Personal information
- Born: 3 January 1966 (age 60)
- Original team: Subiaco (WAFL)
- Draft: No. 35, 1988 national draft
- Debut: 1989, Footscray vs. Carlton, at Princes Park
- Height: 185 cm (6 ft 1 in)
- Weight: 83 kg (183 lb)

Playing career^{1}
- Years: Club / Games (Goals)
- 1986–1988 & 1991-1993: Subiaco / 103 (168)
- 1989–1991: Footscray / 015 0(27)
- Total:  / 118 (195)
- ^{1} Playing statistics correct to the end of 1991.

Career highlights
- WAFL premiership player: 1988;

= John Georgiades =

Australian rules footballer (born 1966)

John Georgiades (born 3 January 1966) is a former Australian rules footballer who played for Subiaco in the West Australian Football League (WAFL) and Footscray in the Australian Football League (AFL).

Georgiades made his debut for Subiaco in the 1986 WAFL season. An "abundantly skilled half-forward", he had a breakout year in 1988, kicking 65 goals from 22 games. He finished runner-up to Todd Breman in the Bernie Naylor Medal. He capped off his season by kicking six goals in Subiaco's premiership victory over Claremont in the 1988 WAFL Grand Final, and was regarded as unlucky not to win the Simpson Medal as best on ground. He also polled 25 votes in the Sandover Medal, only five behind the eventual winner Mark Watson.

Georgiades was drafted by Footscray at number 35 at the 1988 VFL Draft.
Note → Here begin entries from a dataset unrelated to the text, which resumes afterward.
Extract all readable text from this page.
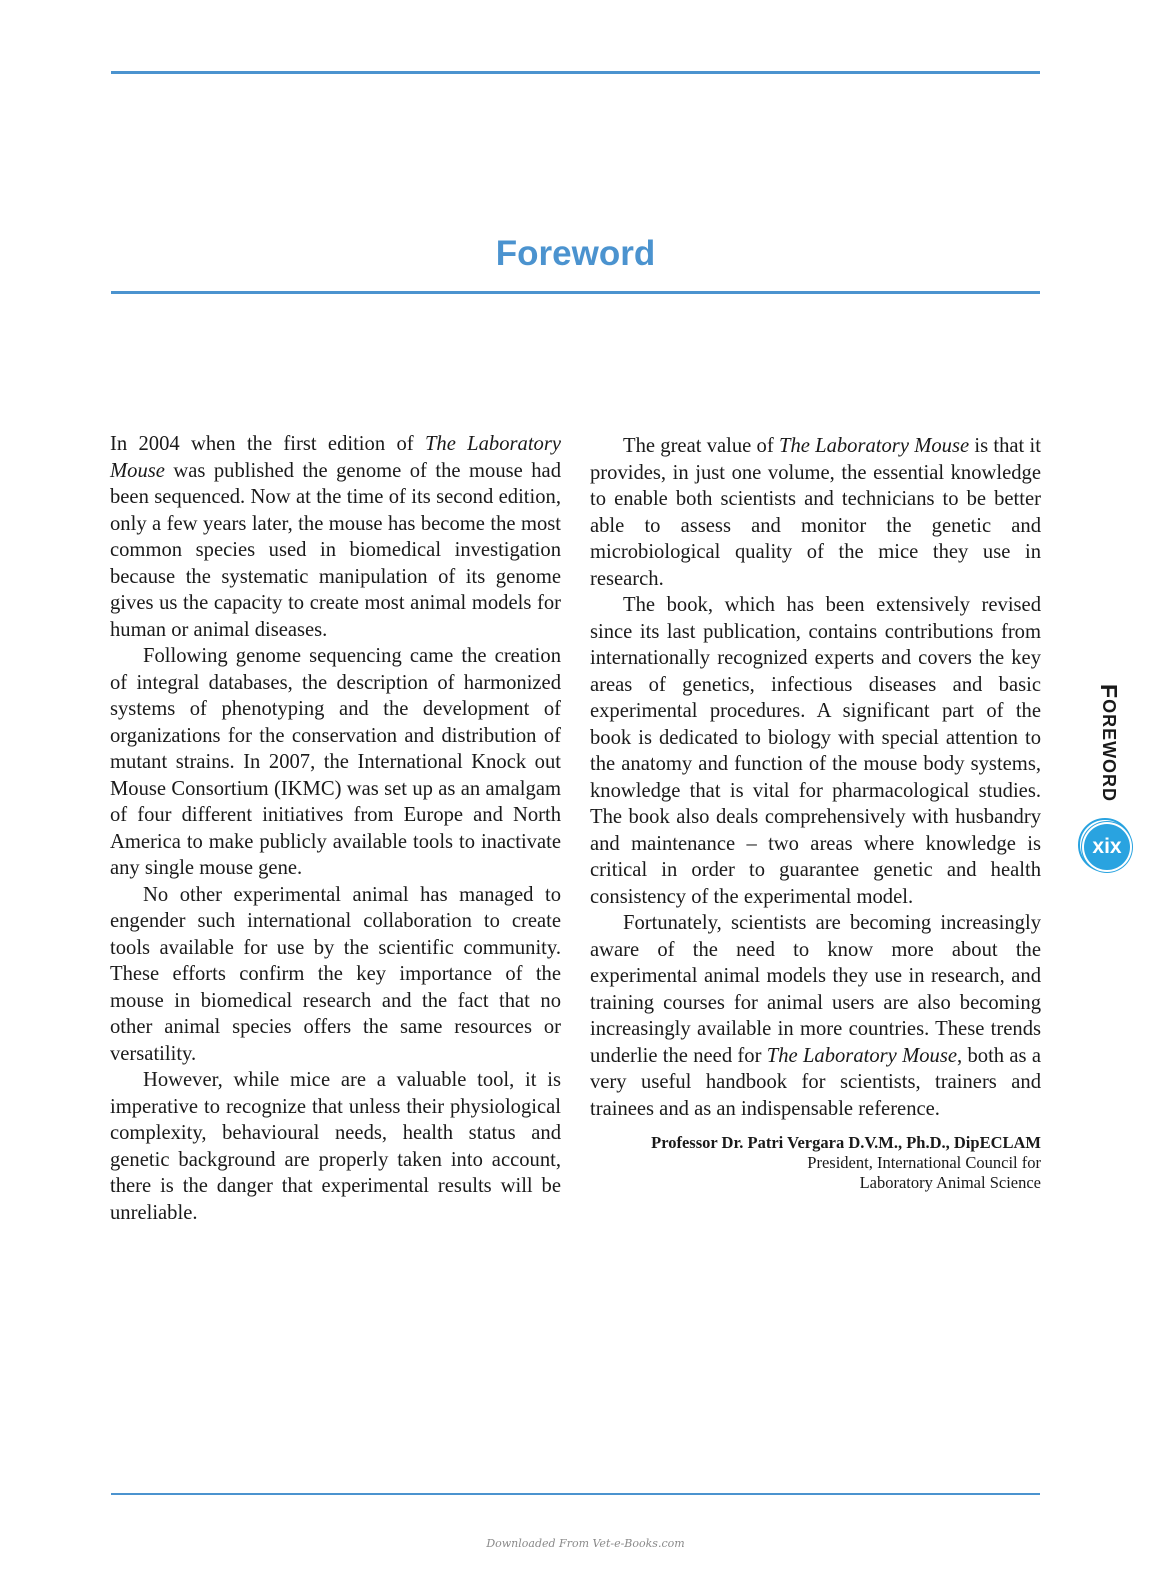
Foreword

In 2004 when the first edition of The Laboratory Mouse was published the genome of the mouse had been sequenced. Now at the time of its second edition, only a few years later, the mouse has become the most common species used in biomedical investigation because the systematic manipulation of its genome gives us the capacity to create most animal models for human or animal diseases.

Following genome sequencing came the creation of integral databases, the description of harmonized systems of phenotyping and the development of organizations for the conservation and distribution of mutant strains. In 2007, the International Knock out Mouse Consortium (IKMC) was set up as an amalgam of four different initiatives from Europe and North America to make publicly available tools to inactivate any single mouse gene.

No other experimental animal has managed to engender such international collaboration to create tools available for use by the scientific community. These efforts confirm the key importance of the mouse in biomedical research and the fact that no other animal species offers the same resources or versatility.

However, while mice are a valuable tool, it is imperative to recognize that unless their physiological complexity, behavioural needs, health status and genetic background are properly taken into account, there is the danger that experimental results will be unreliable.

The great value of The Laboratory Mouse is that it provides, in just one volume, the essential knowledge to enable both scientists and technicians to be better able to assess and monitor the genetic and microbiological quality of the mice they use in research.

The book, which has been extensively revised since its last publication, contains contributions from internationally recognized experts and covers the key areas of genetics, infectious diseases and basic experimental procedures. A significant part of the book is dedicated to biology with special attention to the anatomy and function of the mouse body systems, knowledge that is vital for pharmacological studies. The book also deals comprehensively with husbandry and maintenance – two areas where knowledge is critical in order to guarantee genetic and health consistency of the experimental model.

Fortunately, scientists are becoming increasingly aware of the need to know more about the experimental animal models they use in research, and training courses for animal users are also becoming increasingly available in more countries. These trends underlie the need for The Laboratory Mouse, both as a very useful handbook for scientists, trainers and trainees and as an indispensable reference.

Professor Dr. Patri Vergara D.V.M., Ph.D., DipECLAM
President, International Council for
Laboratory Animal Science
FOREWORD
xix
Downloaded From Vet-e-Books.com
He is remembered for his debut in Round 1 of the 1989 season where he kicked 8 goals against Carlton. Only three players have kicked more goals on debut in VFL/AFL history. Georgiades played 15 games over three seasons at Footscray.

Georgiades's son, Mitch, made his AFL debut for Port Adelaide in round one of the 2020 AFL season.